As my friend the member for Macarthur will know, the other thing that was extraordinary about William Cooper was that in 1938 he was one of the few people, despite the challenges of his own people, who decided to petition the German embassy against the discrimination and violent action against Jews in Germany on Kristallnacht. That was an extraordinary act from an extraordinary leader. I think we should all celebrate William Cooper for not only his leadership of his own people but his leadership of our country.

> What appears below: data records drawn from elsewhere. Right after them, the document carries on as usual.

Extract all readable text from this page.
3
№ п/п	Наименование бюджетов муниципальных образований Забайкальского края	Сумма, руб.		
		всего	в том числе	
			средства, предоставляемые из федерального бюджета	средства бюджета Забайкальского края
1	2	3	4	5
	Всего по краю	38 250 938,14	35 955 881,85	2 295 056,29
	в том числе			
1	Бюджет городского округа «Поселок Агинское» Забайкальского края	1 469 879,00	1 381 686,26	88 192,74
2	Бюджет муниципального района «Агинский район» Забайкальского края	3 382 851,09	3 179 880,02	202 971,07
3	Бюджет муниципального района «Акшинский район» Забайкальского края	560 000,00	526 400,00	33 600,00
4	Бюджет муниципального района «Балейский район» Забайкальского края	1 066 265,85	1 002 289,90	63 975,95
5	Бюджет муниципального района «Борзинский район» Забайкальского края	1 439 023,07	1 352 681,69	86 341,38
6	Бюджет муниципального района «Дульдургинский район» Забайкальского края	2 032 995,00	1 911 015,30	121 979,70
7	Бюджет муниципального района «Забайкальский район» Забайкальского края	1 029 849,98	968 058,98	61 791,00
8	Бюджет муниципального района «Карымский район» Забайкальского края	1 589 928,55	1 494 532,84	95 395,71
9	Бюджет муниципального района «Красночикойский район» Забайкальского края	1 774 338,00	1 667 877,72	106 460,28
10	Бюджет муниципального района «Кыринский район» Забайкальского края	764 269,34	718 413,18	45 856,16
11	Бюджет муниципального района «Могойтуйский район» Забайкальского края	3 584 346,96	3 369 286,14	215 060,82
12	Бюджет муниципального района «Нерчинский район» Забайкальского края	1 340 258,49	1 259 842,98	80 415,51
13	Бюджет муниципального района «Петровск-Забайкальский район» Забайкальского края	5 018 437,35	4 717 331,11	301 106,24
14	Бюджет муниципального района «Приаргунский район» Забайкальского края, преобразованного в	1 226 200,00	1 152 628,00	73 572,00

Australia is a wonderful place to live. This is probably the greatest country in the world. We are a country of great fortune, great riches and great success. But, unfortunately, not everyone shares in that success, and many of the social and economic indicators are that Indigenous people probably miss out on that success more than almost any other group of people. You only needed to hear the passion that the Prime Minister displayed today in his answer in relation to Indigenous suicide to see the major challenge that we as a country face in dealing with this. I am delighted to see him and the Minister for Indigenous Australians make this a great priority, with the $34.1 million injection into Indigenous suicide prevention, particularly supporting leadership locally among Indigenous people to deal with these issues. After the election, I took some time and read the dreadful report into those suicides in the Kimberley. That coroner's report is a most arresting document, not just because of the individual cases but because the coroner looks at some of the systemic factors that cause Indigenous suicide, particularly in that community. I'm pleased to see that $19.6 million is going to deal with the issues of Indigenous suicide in the Kimberley.

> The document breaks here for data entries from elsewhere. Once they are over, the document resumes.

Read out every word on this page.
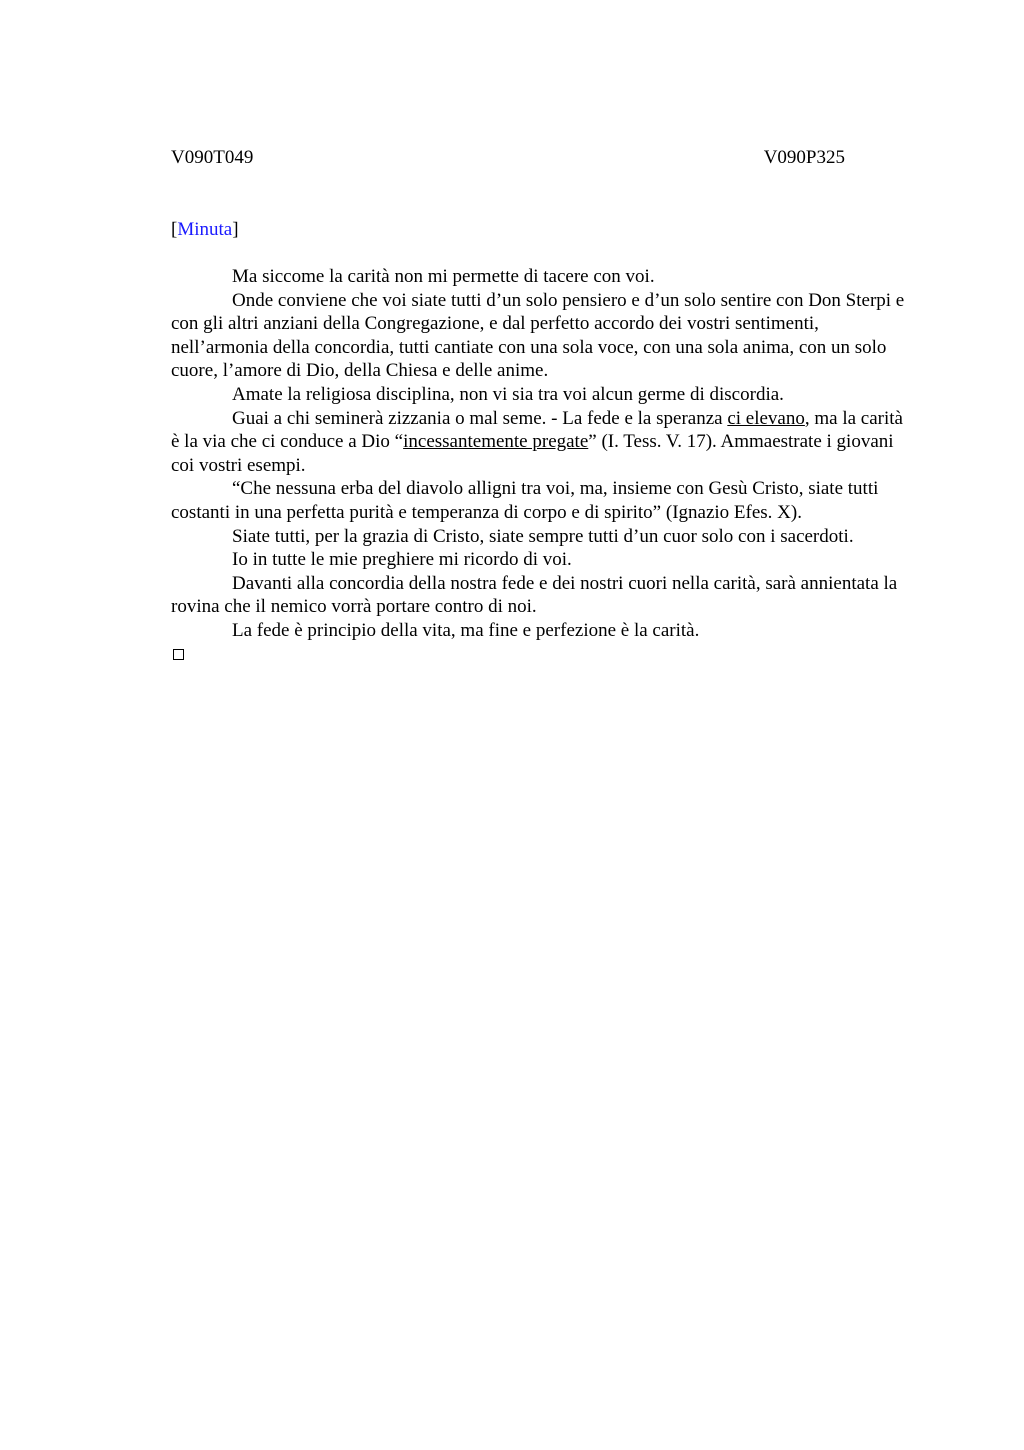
V090T049	V090P325
[Minuta]

Ma siccome la carità non mi permette di tacere con voi.

Onde conviene che voi siate tutti d’un solo pensiero e d’un solo sentire con Don Sterpi e con gli altri anziani della Congregazione, e dal perfetto accordo dei vostri sentimenti, nell’armonia della concordia, tutti cantiate con una sola voce, con una sola anima, con un solo cuore, l’amore di Dio, della Chiesa e delle anime.

Amate la religiosa disciplina, non vi sia tra voi alcun germe di discordia.

Guai a chi seminerà zizzania o mal seme. - La fede e la speranza ci elevano, ma la carità è la via che ci conduce a Dio “incessantemente pregate” (I. Tess. V. 17). Ammaestrate i giovani coi vostri esempi.

“Che nessuna erba del diavolo alligni tra voi, ma, insieme con Gesù Cristo, siate tutti costanti in una perfetta purità e temperanza di corpo e di spirito” (Ignazio Efes. X).

Siate tutti, per la grazia di Cristo, siate sempre tutti d’un cuor solo con i sacerdoti.

Io in tutte le mie preghiere mi ricordo di voi.

Davanti alla concordia della nostra fede e dei nostri cuori nella carità, sarà annientata la rovina che il nemico vorrà portare contro di noi.

La fede è principio della vita, ma fine e perfezione è la carità.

Last year I had the great privilege of co-chairing, with Senator Dodson, the Joint Select Committee on Constitutional Recognition relating to Aboriginal and Torres Strait Islander Peoples, from which the recommendation of co-design came. I want to thank and acknowledge the minister, the Prime Minister and the government for adopting all of the recommendations of that report. It was a very important report. Much has been made of the issue of co-design today. I want to explain why we chose to recommend a process of co-design. The first reason is that, as I think the member for Lingiari said, people in Indigenous communities are sick of people here in Canberra telling them that they know best for their communities. If a process of bottom-up consultation is going to work, it has to be designed with the people for whom the service is going to be provided in mind so that it works for them.
Secondly, we simply did not have time to adequately go round and do that task in the nine months that we had to complete our report. Thirdly, if this is going to change lives, it has to be culturally appropriate. Something that might work in my electorate in northern Sydney will be very different to something that works in Kununurra or in remote communities in the Torres Strait or in North Queensland.
The final reason is that a process of co-design evidences a partnership. Co-design isn't Indigenous people designing something by themselves. It's not us in Canberra telling them what to do. It is a design process that involves government and Indigenous communities in the community where the challenges are faced. It gives me great encouragement to see the way in which the notion of this partnership is at the heart of everything that the minister has said he wants to achieve and wants to do in this space in his approach to Indigenous affairs, whether it is in relation to improving health and education outcomes, addressing employment or improving the lives of Indigenous people. It is only through partnership that we can achieve the change that all Australians seek.